Bleacher Report Senior Writer IJuly 15, 2008

1. Yankee Stadium


I have never been there, but I will be going there later in the summer and I look forward to it.


The house that Ruth built was built was built 85 years ago, in 1923 for a value of two billion dollars.


It was built in just over year. Alas, this is the last year of Yankee stadium.


2. Wrigley Field


Opened 94 years ago, Wrigley Field has been a base in movies such as Rookie of the Year (1993) and Bleacher Bums (1977).


Wrigley is a “state of the art” ballpark and holds 41,118 people.


The Cubs have had some great moments there, the whole Sammy Sosa chase in 1998, Ernie Banks hitting No. 500, etc.


3. Fenway Park


Four “Yawkey Way” was built 97 years ago for $650 thousand.


The Red Sox stadium has some great aspects: The Pesky Pole in right, the Green Monster in left, the Fisk Pole in left as well and the Canvas Alley, where the grounds crew sits.


Fenway holds a little less than 40,000 people.

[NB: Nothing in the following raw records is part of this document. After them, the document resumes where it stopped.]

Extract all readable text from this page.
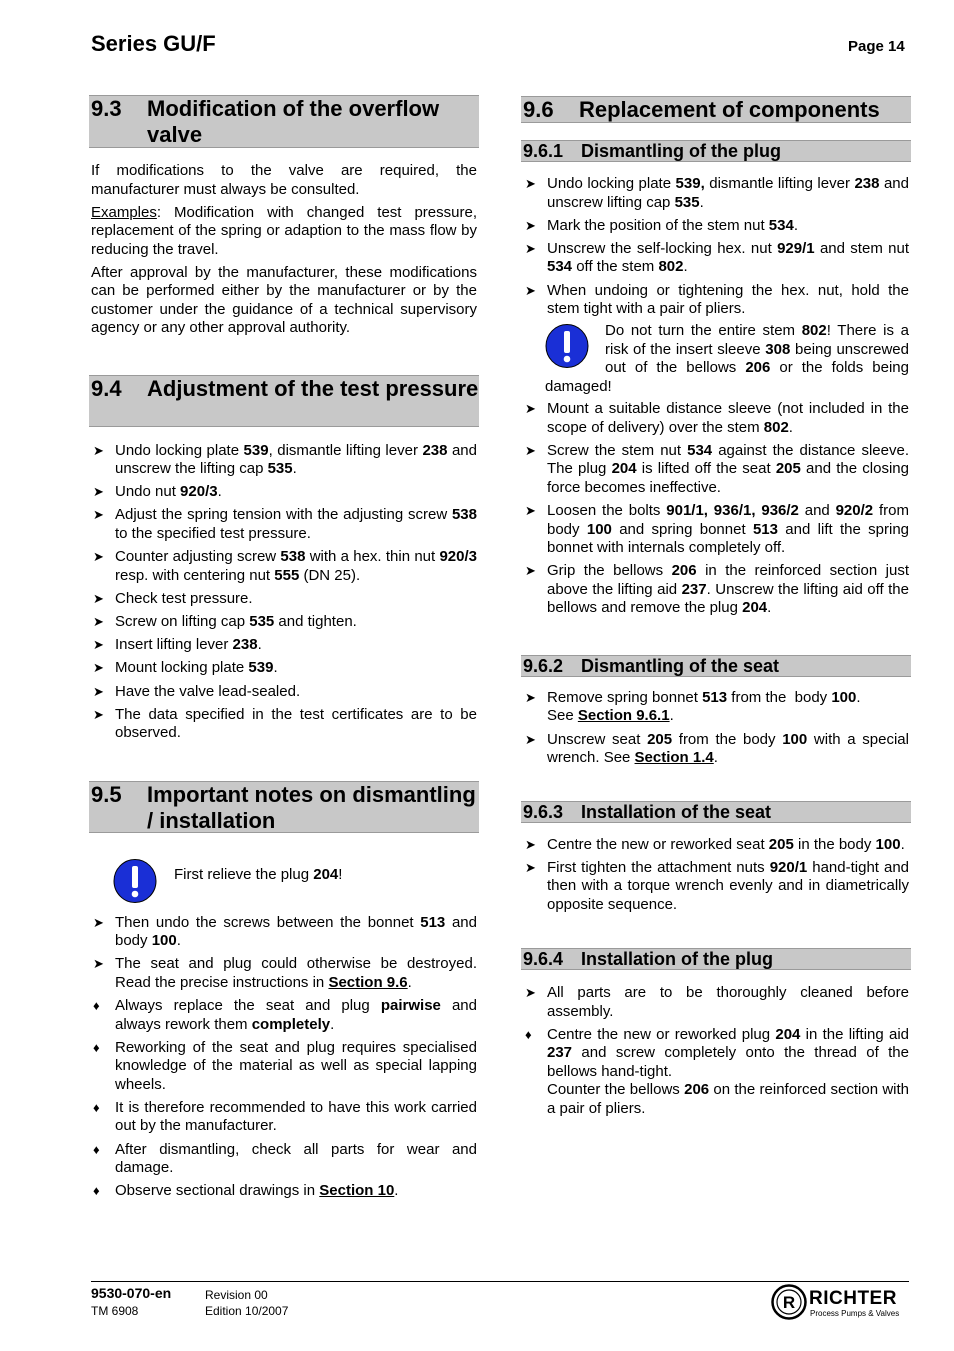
Series GU/F	Page 14
9.3 Modification of the overflow valve

If modifications to the valve are required, the manufacturer must always be consulted.

Examples: Modification with changed test pressure, replacement of the spring or adaption to the mass flow by reducing the travel.

After approval by the manufacturer, these modifications can be performed either by the manufacturer or by the customer under the guidance of a technical supervisory agency or any other approval authority.

9.4 Adjustment of the test pressure
➤ Undo locking plate 539, dismantle lifting lever 238 and unscrew the lifting cap 535.
➤ Undo nut 920/3.
➤ Adjust the spring tension with the adjusting screw 538 to the specified test pressure.
➤ Counter adjusting screw 538 with a hex. thin nut 920/3 resp. with centering nut 555 (DN 25).
➤ Check test pressure.
➤ Screw on lifting cap 535 and tighten.
➤ Insert lifting lever 238.
➤ Mount locking plate 539.
➤ Have the valve lead-sealed.
➤ The data specified in the test certificates are to be observed.
9.5 Important notes on dismantling / installation
First relieve the plug 204!
➤ Then undo the screws between the bonnet 513 and body 100.
➤ The seat and plug could otherwise be destroyed. Read the precise instructions in Section 9.6.
♦ Always replace the seat and plug pairwise and always rework them completely.
♦ Reworking of the seat and plug requires specialised knowledge of the material as well as special lapping wheels.
♦ It is therefore recommended to have this work carried out by the manufacturer.
♦ After dismantling, check all parts for wear and damage.
♦ Observe sectional drawings in Section 10.
9.6 Replacement of components
9.6.1 Dismantling of the plug
➤ Undo locking plate 539, dismantle lifting lever 238 and unscrew lifting cap 535.
➤ Mark the position of the stem nut 534.
➤ Unscrew the self-locking hex. nut 929/1 and stem nut 534 off the stem 802.
➤ When undoing or tightening the hex. nut, hold the stem tight with a pair of pliers.
Do not turn the entire stem 802! There is a risk of the insert sleeve 308 being unscrewed out of the bellows 206 or the folds being damaged!
➤ Mount a suitable distance sleeve (not included in the scope of delivery) over the stem 802.
➤ Screw the stem nut 534 against the distance sleeve. The plug 204 is lifted off the seat 205 and the closing force becomes ineffective.
➤ Loosen the bolts 901/1, 936/1, 936/2 and 920/2 from body 100 and spring bonnet 513 and lift the spring bonnet with internals completely off.
➤ Grip the bellows 206 in the reinforced section just above the lifting aid 237. Unscrew the lifting aid off the bellows and remove the plug 204.
9.6.2 Dismantling of the seat
➤ Remove spring bonnet 513 from the  body 100.
See Section 9.6.1.
➤ Unscrew seat 205 from the body 100 with a special wrench. See Section 1.4.
9.6.3 Installation of the seat
➤ Centre the new or reworked seat 205 in the body 100.
➤ First tighten the attachment nuts 920/1 hand-tight and then with a torque wrench evenly and in diametrically opposite sequence.
9.6.4 Installation of the plug
➤ All parts are to be thoroughly cleaned before assembly.
♦ Centre the new or reworked plug 204 in the lifting aid 237 and screw completely onto the thread of the bellows hand-tight.
Counter the bellows 206 on the reinforced section with a pair of pliers.
9530-070-en
TM 6908
Revision 00
Edition 10/2007	R RICHTER
Process Pumps & Valves
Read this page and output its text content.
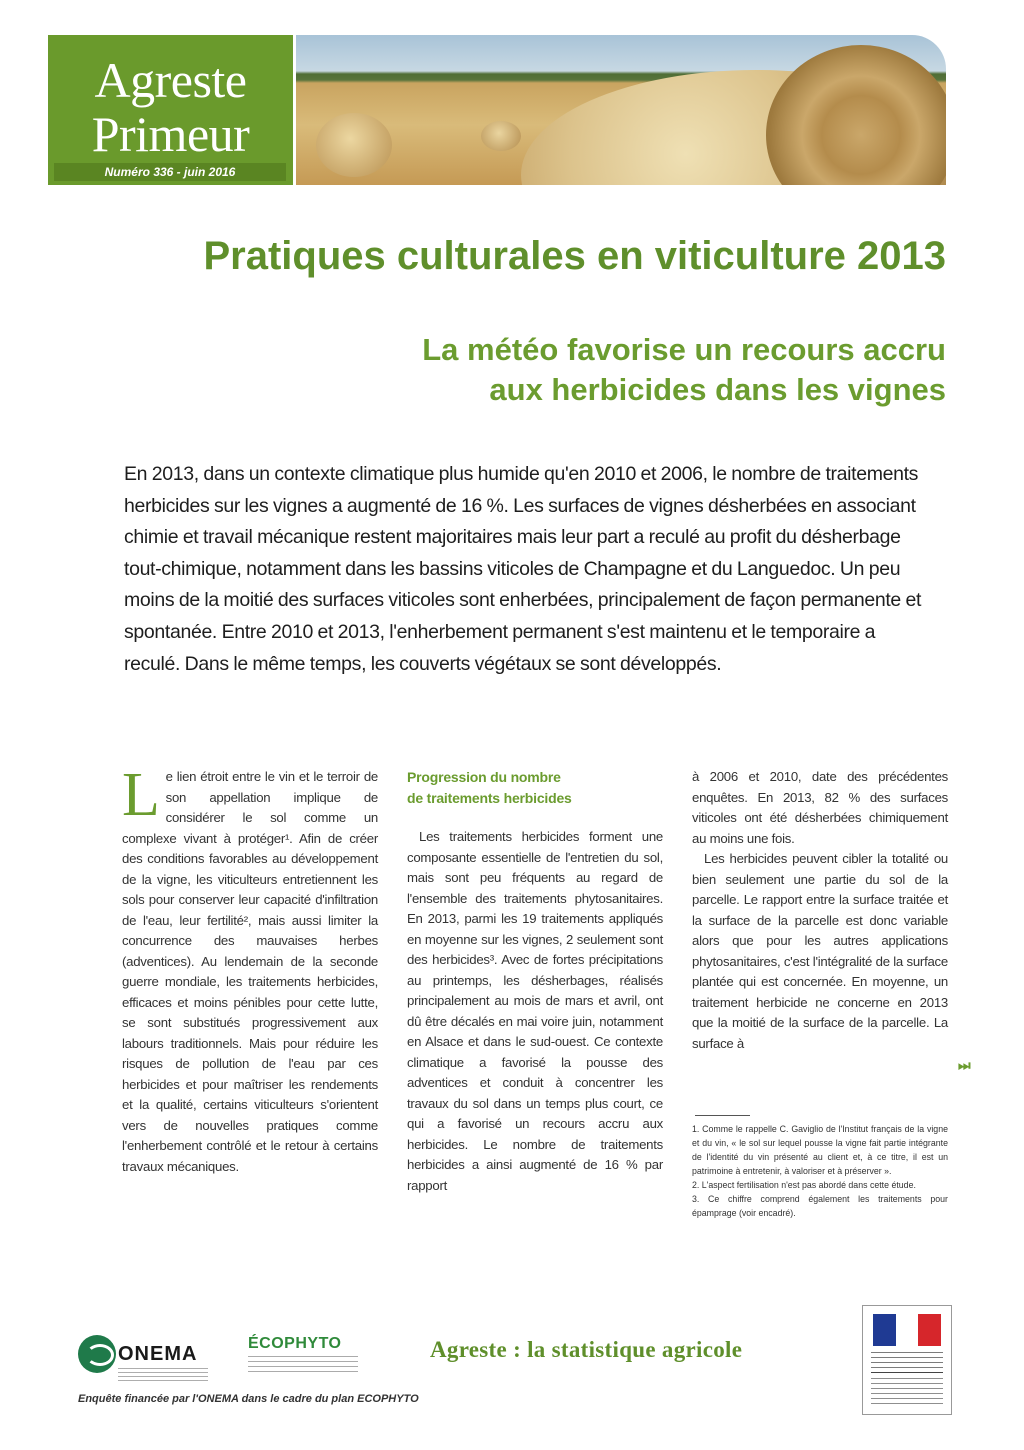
Agreste
Primeur
Numéro 336 - juin 2016
Pratiques culturales en viticulture 2013
La météo favorise un recours accru
aux herbicides dans les vignes

En 2013, dans un contexte climatique plus humide qu'en 2010 et 2006, le nombre de traitements herbicides sur les vignes a augmenté de 16 %. Les surfaces de vignes désherbées en associant chimie et travail mécanique restent majoritaires mais leur part a reculé au profit du désherbage tout-chimique, notamment dans les bassins viticoles de Champagne et du Languedoc. Un peu moins de la moitié des surfaces viticoles sont enherbées, principalement de façon permanente et spontanée. Entre 2010 et 2013, l'enherbement permanent s'est maintenu et le temporaire a reculé. Dans le même temps, les couverts végétaux se sont développés.

Le lien étroit entre le vin et le terroir de son appellation implique de considérer le sol comme un complexe vivant à protéger¹. Afin de créer des conditions favorables au développement de la vigne, les viticulteurs entretiennent les sols pour conserver leur capacité d'infiltration de l'eau, leur fertilité², mais aussi limiter la concurrence des mauvaises herbes (adventices). Au lendemain de la seconde guerre mondiale, les traitements herbicides, efficaces et moins pénibles pour cette lutte, se sont substitués progressivement aux labours traditionnels. Mais pour réduire les risques de pollution de l'eau par ces herbicides et pour maîtriser les rendements et la qualité, certains viticulteurs s'orientent vers de nouvelles pratiques comme l'enherbement contrôlé et le retour à certains travaux mécaniques.

Progression du nombre
de traitements herbicides

Les traitements herbicides forment une composante essentielle de l'entretien du sol, mais sont peu fréquents au regard de l'ensemble des traitements phytosanitaires. En 2013, parmi les 19 traitements appliqués en moyenne sur les vignes, 2 seulement sont des herbicides³. Avec de fortes précipitations au printemps, les désherbages, réalisés principalement au mois de mars et avril, ont dû être décalés en mai voire juin, notamment en Alsace et dans le sud-ouest. Ce contexte climatique a favorisé la pousse des adventices et conduit à concentrer les travaux du sol dans un temps plus court, ce qui a favorisé un recours accru aux herbicides. Le nombre de traitements herbicides a ainsi augmenté de 16 % par rapport

à 2006 et 2010, date des précédentes enquêtes. En 2013, 82 % des surfaces viticoles ont été désherbées chimiquement au moins une fois.

Les herbicides peuvent cibler la totalité ou bien seulement une partie du sol de la parcelle. Le rapport entre la surface traitée et la surface de la parcelle est donc variable alors que pour les autres applications phytosanitaires, c'est l'intégralité de la surface plantée qui est concernée. En moyenne, un traitement herbicide ne concerne en 2013 que la moitié de la surface de la parcelle. La surface à

⏭

1. Comme le rappelle C. Gaviglio de l'Institut français de la vigne et du vin, « le sol sur lequel pousse la vigne fait partie intégrante de l'identité du vin présenté au client et, à ce titre, il est un patrimoine à entretenir, à valoriser et à préserver ».

2. L'aspect fertilisation n'est pas abordé dans cette étude.

3. Ce chiffre comprend également les traitements pour épamprage (voir encadré).

ONEMA	ÉCOPHYTO
Enquête financée par l'ONEMA dans le cadre du plan ECOPHYTO
Agreste : la statistique agricole
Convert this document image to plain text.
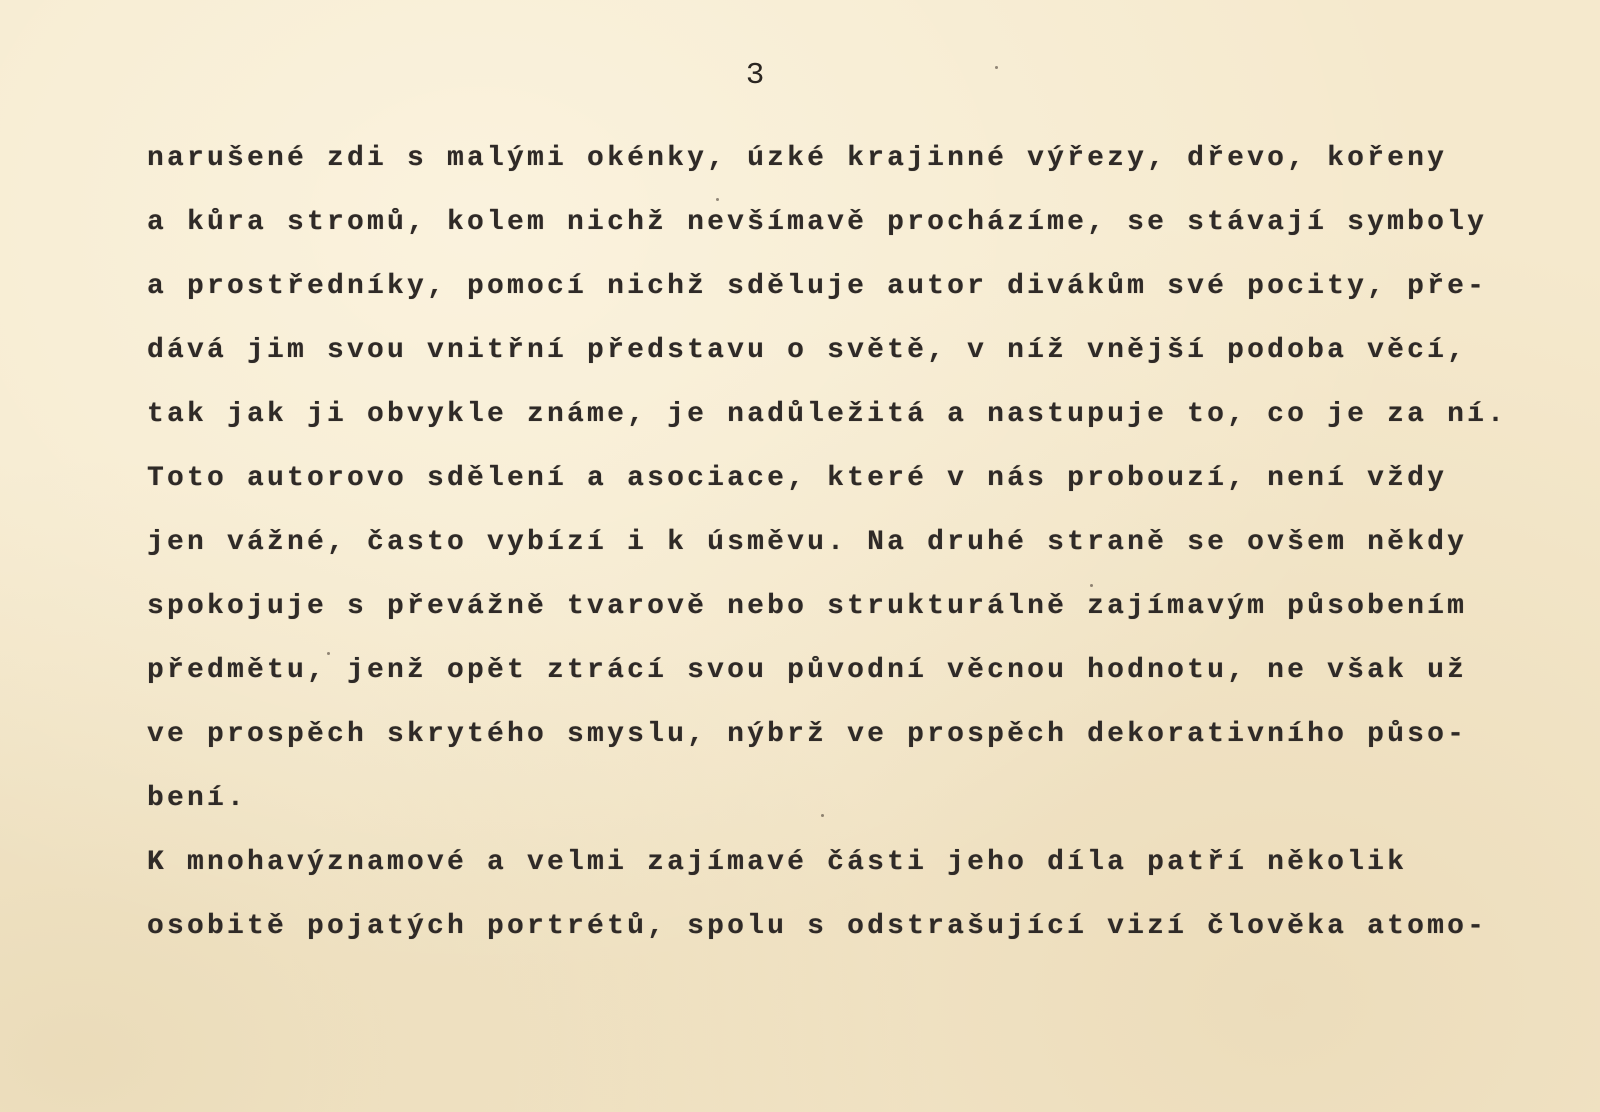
3

narušené zdi s malými okénky, úzké krajinné výřezy, dřevo, kořeny

a kůra stromů, kolem nichž nevšímavě procházíme, se stávají symboly

a prostředníky, pomocí nichž sděluje autor divákům své pocity, pře-

dává jim svou vnitřní představu o světě, v níž vnější podoba věcí,

tak jak ji obvykle známe, je nadůležitá a nastupuje to, co je za ní.

Toto autorovo sdělení a asociace, které v nás probouzí, není vždy

jen vážné, často vybízí i k úsměvu. Na druhé straně se ovšem někdy

spokojuje s převážně tvarově nebo strukturálně zajímavým působením

předmětu, jenž opět ztrácí svou původní věcnou hodnotu, ne však už

ve prospěch skrytého smyslu, nýbrž ve prospěch dekorativního půso-

bení.

K mnohavýznamové a velmi zajímavé části jeho díla patří několik

osobitě pojatých portrétů, spolu s odstrašující vizí člověka atomo-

4. Oriole Park at Camden Yards


The Orioles have been playing at OPACY since 1992.


It holds 48,876, but the O's usually draw 25,000 on a good night, unfortunately.


There have been some incredible games at OPACY such as Sept. 6, 1995 when Cal Ripken broke Lou Gehrig's streak for most consecutive games played.


5. Citizens Bank Park


CBP was opened just four years ago for a cost of $365 million.


There are many attractions there, such as Ashburn Alley where there is a statue of legendary player and broadcaster Richie Ashburn.